Can I have a jar of the jam for B??
I could read you all day,my dear Ms Spoon – words drip like jam from the jar in sweet, rich measure. I had no idea about Sean – whew! What a harsh time to have endured, and what a happy ending to be able to share.
Thank you so much for your kind words – most people don't understand my emotions (esp me Mum) so talking problems out is a hard task at times. The dog that I found and then happliy returned to the rightful owners a week later is still being missed. I llok for her every morning automatically before I must remind myself that she has gone home. SHE understood me, appreciated me and brought my tender side to the forefront everyday. She reminded me that I had a singular life, a vision of my own to fulfill and a strong desire to be firmly about that process.
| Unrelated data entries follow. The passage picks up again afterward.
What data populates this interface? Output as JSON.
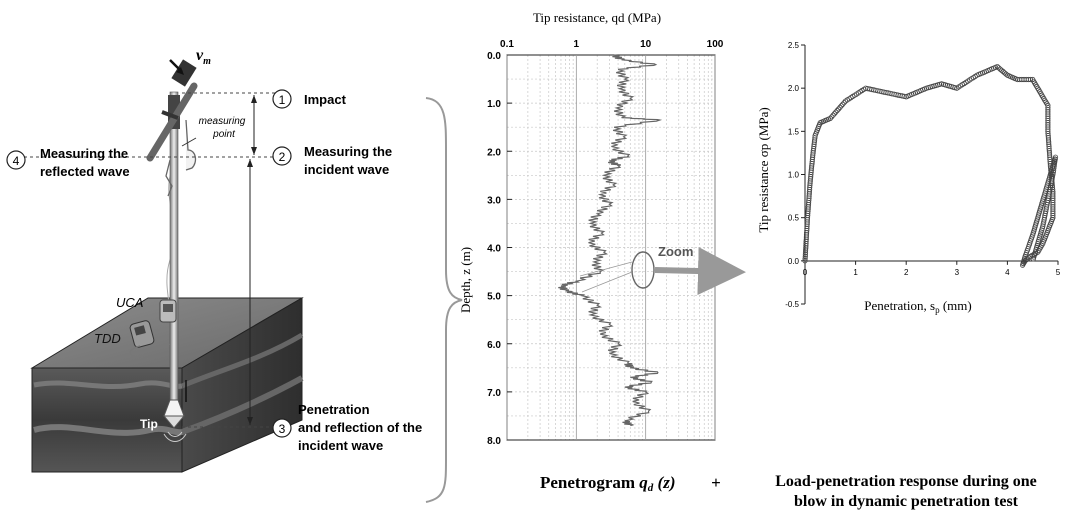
{
  "diagram": {
    "velocity_symbol": "v",
    "velocity_subscript": "m",
    "steps": [
      {
        "number": "1",
        "text": [
          "Impact"
        ]
      },
      {
        "number": "2",
        "text": [
          "Measuring the",
          "incident wave"
        ]
      },
      {
        "number": "3",
        "text": [
          "Penetration",
          "and  reflection of the",
          "incident wave"
        ]
      },
      {
        "number": "4",
        "text": [
          "Measuring the",
          "reflected wave"
        ]
      }
    ],
    "labels": {
      "measuring_point": [
        "measuring",
        "point"
      ],
      "uca": "UCA",
      "tdd": "TDD",
      "tip": "Tip",
      "zoom": "Zoom"
    }
  },
  "captions": {
    "penetrogram_prefix": "Penetrogram ",
    "penetrogram_symbol": "q",
    "penetrogram_subscript": "d",
    "penetrogram_suffix": " (z)",
    "plus": "+",
    "load_line1": "Load-penetration response during one",
    "load_line2": "blow in dynamic penetration test"
  },
  "chart_data": [
    {
      "type": "line",
      "title": "Tip resistance, qd (MPa)",
      "xlabel": "Tip resistance, qd (MPa)",
      "ylabel": "Depth, z (m)",
      "x_scale": "log",
      "xlim": [
        0.1,
        100
      ],
      "ylim": [
        8.0,
        0.0
      ],
      "x_ticks": [
        "0.1",
        "1",
        "10",
        "100"
      ],
      "y_ticks": [
        "0.0",
        "1.0",
        "2.0",
        "3.0",
        "4.0",
        "5.0",
        "6.0",
        "7.0",
        "8.0"
      ],
      "grid": true,
      "series": [
        {
          "depth": [
            0.0,
            0.1,
            0.2,
            0.3,
            0.5,
            0.7,
            0.9,
            1.1,
            1.3,
            1.35,
            1.5,
            1.7,
            1.9,
            2.1,
            2.2,
            2.3,
            2.5,
            2.7,
            2.9,
            3.1,
            3.3,
            3.5,
            3.7,
            3.9,
            4.1,
            4.3,
            4.5,
            4.7,
            4.8,
            4.9,
            5.0,
            5.2,
            5.4,
            5.6,
            5.8,
            6.0,
            6.2,
            6.4,
            6.5,
            6.6,
            6.7,
            6.8,
            6.9,
            7.0,
            7.2,
            7.4,
            7.6,
            7.7
          ],
          "qd": [
            3.5,
            4.5,
            14,
            4.0,
            5.0,
            4.2,
            6.0,
            3.8,
            4.5,
            16,
            3.5,
            4.8,
            3.2,
            5.5,
            3.0,
            4.0,
            2.5,
            3.4,
            2.2,
            3.0,
            2.0,
            1.6,
            2.3,
            1.5,
            2.5,
            1.8,
            2.2,
            1.0,
            0.6,
            0.7,
            1.2,
            2.0,
            1.6,
            3.0,
            2.2,
            4.0,
            3.0,
            5.5,
            6.0,
            15,
            6.0,
            12,
            5.0,
            10,
            6.5,
            11,
            5.0,
            6.0
          ]
        }
      ]
    },
    {
      "type": "scatter",
      "xlabel": "Penetration, s",
      "xlabel_sub": "p",
      "xlabel_unit": " (mm)",
      "ylabel": "Tip resistance σp (MPa)",
      "xlim": [
        0,
        5
      ],
      "ylim": [
        -0.5,
        2.5
      ],
      "x_ticks": [
        "0",
        "1",
        "2",
        "3",
        "4",
        "5"
      ],
      "y_ticks": [
        "-0.5",
        "0.0",
        "0.5",
        "1.0",
        "1.5",
        "2.0",
        "2.5"
      ],
      "grid": false,
      "series": [
        {
          "x": [
            0.0,
            0.02,
            0.05,
            0.1,
            0.15,
            0.2,
            0.3,
            0.5,
            0.8,
            1.2,
            1.6,
            2.0,
            2.4,
            2.7,
            3.0,
            3.4,
            3.8,
            4.0,
            4.2,
            4.5,
            4.6,
            4.7,
            4.8,
            4.8,
            4.85,
            4.9,
            4.9,
            4.8,
            4.7,
            4.6,
            4.45,
            4.35,
            4.3,
            4.35,
            4.5,
            4.65,
            4.8,
            4.9,
            4.95,
            4.9,
            4.8,
            4.7,
            4.6,
            4.5
          ],
          "y": [
            0.0,
            0.2,
            0.5,
            0.9,
            1.2,
            1.45,
            1.6,
            1.65,
            1.85,
            2.0,
            1.95,
            1.9,
            2.0,
            2.05,
            2.0,
            2.15,
            2.25,
            2.15,
            2.1,
            2.1,
            2.0,
            1.9,
            1.8,
            1.5,
            1.1,
            0.8,
            0.5,
            0.35,
            0.2,
            0.1,
            0.05,
            0.0,
            -0.05,
            0.05,
            0.3,
            0.6,
            0.9,
            1.1,
            1.2,
            1.0,
            0.7,
            0.4,
            0.2,
            0.0
          ]
        }
      ]
    }
  ]
}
Mum lives down the street, lost my Dad 2 years ago, and I see her everyday, unlike the other sibs in the area. I was MIA (sort of) for the last week due to the found dog and life, and she was having none of it.Very emotionally toxic.Ouch.
One day, I will have a man, a relatinship, a full life and I will be a “little” less free to be there as I have been very diligently for the last 2.5 years. I really saw how MY clock is ticking this last week, and that I have life choices to make that have nothing to do with Mum. So did she. Ahhhhhhhh
thanks for the pep talk and for listening…
love the jam
have always wanted to begin cannning
the whole sterilzing process still seems a little scary (what a wuss!)